Há muitos dias eu me perguntava por quê era tão necessário que as pessoas ditem as regras que a sociedade deve seguir em determinada época. Existe um comportamento modelo que você deve apresentar a cada década, a cada "temporada" dessa série chamada vida para sentir-se atual, condizente com o momento em que vive. 
Aos 37 anos, não posso dizer que já vi de tudo, mas vivi tanta coisa que certos comportamentos já me deixam enfadada. E em tempos de net, onde todo mundo é rei em seu próprio mundinho, em suas próprias conclusões e intolerâncias, inclusive eu, molesto-me muito facilmente!! Estamos vivendo numa época em que as mulheres são independentes, livres para escolherem como querem e devem viver, a relação que terão com seus filhos, maridos, pais, amigos, a relação íntima e particular com o seu próprio corpo, o que perpassa pelo empoderamento do sexo feminino, a legitimidade de sua autonomia, o respeito à nós, mulheres, como pessoa, como profissionais, como seres humanos. 
 
Então, em um dos meus comentários no post sobre "Vida longa às princesas", eu dizia à dona do compartilhamento que o mundo estava muito chato, pois as pessoas têm que ser, ou aparentar ser, o que os outros acham que devemos: modernas, independentes, feministas, à favor do aborto, entre tantas outras características que mídia nos empurra goela abaixo e acaba que ninguém mais tem o direito de escolha, ou de opinião própria, pois quando se é contrária à maioria, acabamos sendo taxada de retrógradas ou antiquadas.

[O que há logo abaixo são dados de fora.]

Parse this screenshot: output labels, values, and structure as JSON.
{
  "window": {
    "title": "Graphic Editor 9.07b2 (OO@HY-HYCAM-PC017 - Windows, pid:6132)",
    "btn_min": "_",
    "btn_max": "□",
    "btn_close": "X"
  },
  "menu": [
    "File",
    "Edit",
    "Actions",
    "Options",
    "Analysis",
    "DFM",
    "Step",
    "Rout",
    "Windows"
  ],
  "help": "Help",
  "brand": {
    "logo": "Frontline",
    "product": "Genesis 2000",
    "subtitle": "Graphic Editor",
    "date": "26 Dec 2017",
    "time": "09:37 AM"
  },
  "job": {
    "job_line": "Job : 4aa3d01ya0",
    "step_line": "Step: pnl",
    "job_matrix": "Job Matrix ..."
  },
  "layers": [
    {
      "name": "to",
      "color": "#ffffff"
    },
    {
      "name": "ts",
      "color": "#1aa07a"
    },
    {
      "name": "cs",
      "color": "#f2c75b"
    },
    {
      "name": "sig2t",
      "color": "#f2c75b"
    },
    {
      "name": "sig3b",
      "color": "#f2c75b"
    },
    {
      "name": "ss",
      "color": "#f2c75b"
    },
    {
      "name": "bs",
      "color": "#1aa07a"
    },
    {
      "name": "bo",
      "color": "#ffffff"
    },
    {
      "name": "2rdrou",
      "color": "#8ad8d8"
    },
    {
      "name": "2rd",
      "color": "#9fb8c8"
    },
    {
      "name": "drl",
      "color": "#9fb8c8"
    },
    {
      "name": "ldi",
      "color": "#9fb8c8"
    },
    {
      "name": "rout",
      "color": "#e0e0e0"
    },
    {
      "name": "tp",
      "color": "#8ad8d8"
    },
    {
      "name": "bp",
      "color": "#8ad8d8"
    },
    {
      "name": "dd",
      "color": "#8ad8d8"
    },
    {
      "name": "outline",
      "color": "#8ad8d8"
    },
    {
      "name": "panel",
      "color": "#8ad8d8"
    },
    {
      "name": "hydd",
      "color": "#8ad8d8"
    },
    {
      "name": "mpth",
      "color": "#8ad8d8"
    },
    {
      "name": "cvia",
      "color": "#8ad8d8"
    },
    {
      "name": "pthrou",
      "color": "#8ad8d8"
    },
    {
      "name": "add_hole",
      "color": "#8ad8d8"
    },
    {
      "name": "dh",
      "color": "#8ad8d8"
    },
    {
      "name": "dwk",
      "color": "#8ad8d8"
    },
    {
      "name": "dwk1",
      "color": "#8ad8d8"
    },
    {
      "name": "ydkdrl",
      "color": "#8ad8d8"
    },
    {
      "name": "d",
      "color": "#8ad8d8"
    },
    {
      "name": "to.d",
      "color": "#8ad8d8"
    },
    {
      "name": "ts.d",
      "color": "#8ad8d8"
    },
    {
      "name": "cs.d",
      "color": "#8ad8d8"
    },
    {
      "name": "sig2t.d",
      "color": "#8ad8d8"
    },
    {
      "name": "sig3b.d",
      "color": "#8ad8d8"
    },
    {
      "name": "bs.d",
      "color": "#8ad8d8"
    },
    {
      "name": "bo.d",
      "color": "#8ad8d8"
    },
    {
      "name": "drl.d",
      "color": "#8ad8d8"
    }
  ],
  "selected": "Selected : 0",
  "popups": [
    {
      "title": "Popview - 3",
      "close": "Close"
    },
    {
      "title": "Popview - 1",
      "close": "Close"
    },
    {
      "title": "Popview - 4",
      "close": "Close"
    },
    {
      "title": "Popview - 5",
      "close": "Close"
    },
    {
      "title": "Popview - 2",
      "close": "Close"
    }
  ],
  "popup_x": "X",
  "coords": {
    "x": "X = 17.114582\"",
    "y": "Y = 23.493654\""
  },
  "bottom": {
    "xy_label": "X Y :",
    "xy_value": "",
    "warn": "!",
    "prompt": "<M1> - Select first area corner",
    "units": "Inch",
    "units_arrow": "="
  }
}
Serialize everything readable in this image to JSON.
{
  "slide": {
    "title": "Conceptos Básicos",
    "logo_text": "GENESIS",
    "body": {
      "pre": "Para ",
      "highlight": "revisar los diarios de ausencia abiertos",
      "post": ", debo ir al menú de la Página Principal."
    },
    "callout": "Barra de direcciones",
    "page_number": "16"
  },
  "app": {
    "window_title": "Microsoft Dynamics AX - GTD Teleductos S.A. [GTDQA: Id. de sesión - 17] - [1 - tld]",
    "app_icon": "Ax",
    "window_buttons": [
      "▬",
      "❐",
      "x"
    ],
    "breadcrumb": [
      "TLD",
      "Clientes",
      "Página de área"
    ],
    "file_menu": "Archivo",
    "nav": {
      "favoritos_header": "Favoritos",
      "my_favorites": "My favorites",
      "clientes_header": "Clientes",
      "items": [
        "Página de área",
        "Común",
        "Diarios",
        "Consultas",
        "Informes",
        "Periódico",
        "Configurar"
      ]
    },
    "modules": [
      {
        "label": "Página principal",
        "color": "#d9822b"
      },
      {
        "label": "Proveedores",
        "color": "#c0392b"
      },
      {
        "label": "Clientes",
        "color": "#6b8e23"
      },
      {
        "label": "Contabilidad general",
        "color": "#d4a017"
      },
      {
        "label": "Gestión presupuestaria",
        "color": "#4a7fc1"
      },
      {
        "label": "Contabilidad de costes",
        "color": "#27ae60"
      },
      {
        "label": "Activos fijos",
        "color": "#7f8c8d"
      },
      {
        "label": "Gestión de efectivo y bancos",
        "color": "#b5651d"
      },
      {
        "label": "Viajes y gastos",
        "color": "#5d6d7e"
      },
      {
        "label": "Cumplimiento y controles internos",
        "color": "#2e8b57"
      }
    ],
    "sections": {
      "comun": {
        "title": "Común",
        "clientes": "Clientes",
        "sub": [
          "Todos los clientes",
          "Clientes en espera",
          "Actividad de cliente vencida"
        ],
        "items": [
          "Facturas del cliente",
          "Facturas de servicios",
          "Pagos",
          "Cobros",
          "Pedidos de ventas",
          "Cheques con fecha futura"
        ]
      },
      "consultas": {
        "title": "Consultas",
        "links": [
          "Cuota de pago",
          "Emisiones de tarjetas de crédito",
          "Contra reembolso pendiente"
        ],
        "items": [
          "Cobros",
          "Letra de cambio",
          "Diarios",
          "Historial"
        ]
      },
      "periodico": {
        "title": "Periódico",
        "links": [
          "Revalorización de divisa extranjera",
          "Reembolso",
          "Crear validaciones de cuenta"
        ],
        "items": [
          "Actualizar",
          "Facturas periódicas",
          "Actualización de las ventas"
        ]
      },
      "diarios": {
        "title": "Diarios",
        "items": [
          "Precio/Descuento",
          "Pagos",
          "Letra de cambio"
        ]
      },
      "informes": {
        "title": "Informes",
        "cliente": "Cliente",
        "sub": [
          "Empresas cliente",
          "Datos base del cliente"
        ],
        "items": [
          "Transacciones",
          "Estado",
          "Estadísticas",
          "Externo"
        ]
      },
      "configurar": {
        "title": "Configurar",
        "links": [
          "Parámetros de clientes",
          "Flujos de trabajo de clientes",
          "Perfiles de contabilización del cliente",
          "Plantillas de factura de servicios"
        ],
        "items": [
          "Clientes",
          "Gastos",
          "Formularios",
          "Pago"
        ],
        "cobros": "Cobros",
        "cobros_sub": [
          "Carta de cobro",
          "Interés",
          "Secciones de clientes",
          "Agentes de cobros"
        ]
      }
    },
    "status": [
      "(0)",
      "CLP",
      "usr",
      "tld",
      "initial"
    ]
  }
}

O problema é que nunca me encaixei em sistemas, nunca quis parecer sempre a mesma coisa/pessoa o tempo inteiro, nunca quis concordar com todo mundo nem discordar sempre!  E aí é que está, eu não me ajusto à época nenhuma, não me adapto a padrão nenhum!!

A questão sobre a coisa toda de princesas e que não se pode mais acreditar em um príncipe, pois você estará fora do de seu tempo, é bem inquietante. Não se pode escolher andar de cabelos escovados ou chapados, se eles forem cacheados, porque você estará negando a sua origem, desempoderando a naturalidade do seu próprio ser, da sua descendência e, por consequência, da sua identidade. Não se pode querer dedicar-se à família e aos filhos porque você passa a ser arcaica, desatualizada, fora do estilo atual de mulher superpoderosa... E as convenções sociais vão se tornando um verdadeiro saco, seja em que época for!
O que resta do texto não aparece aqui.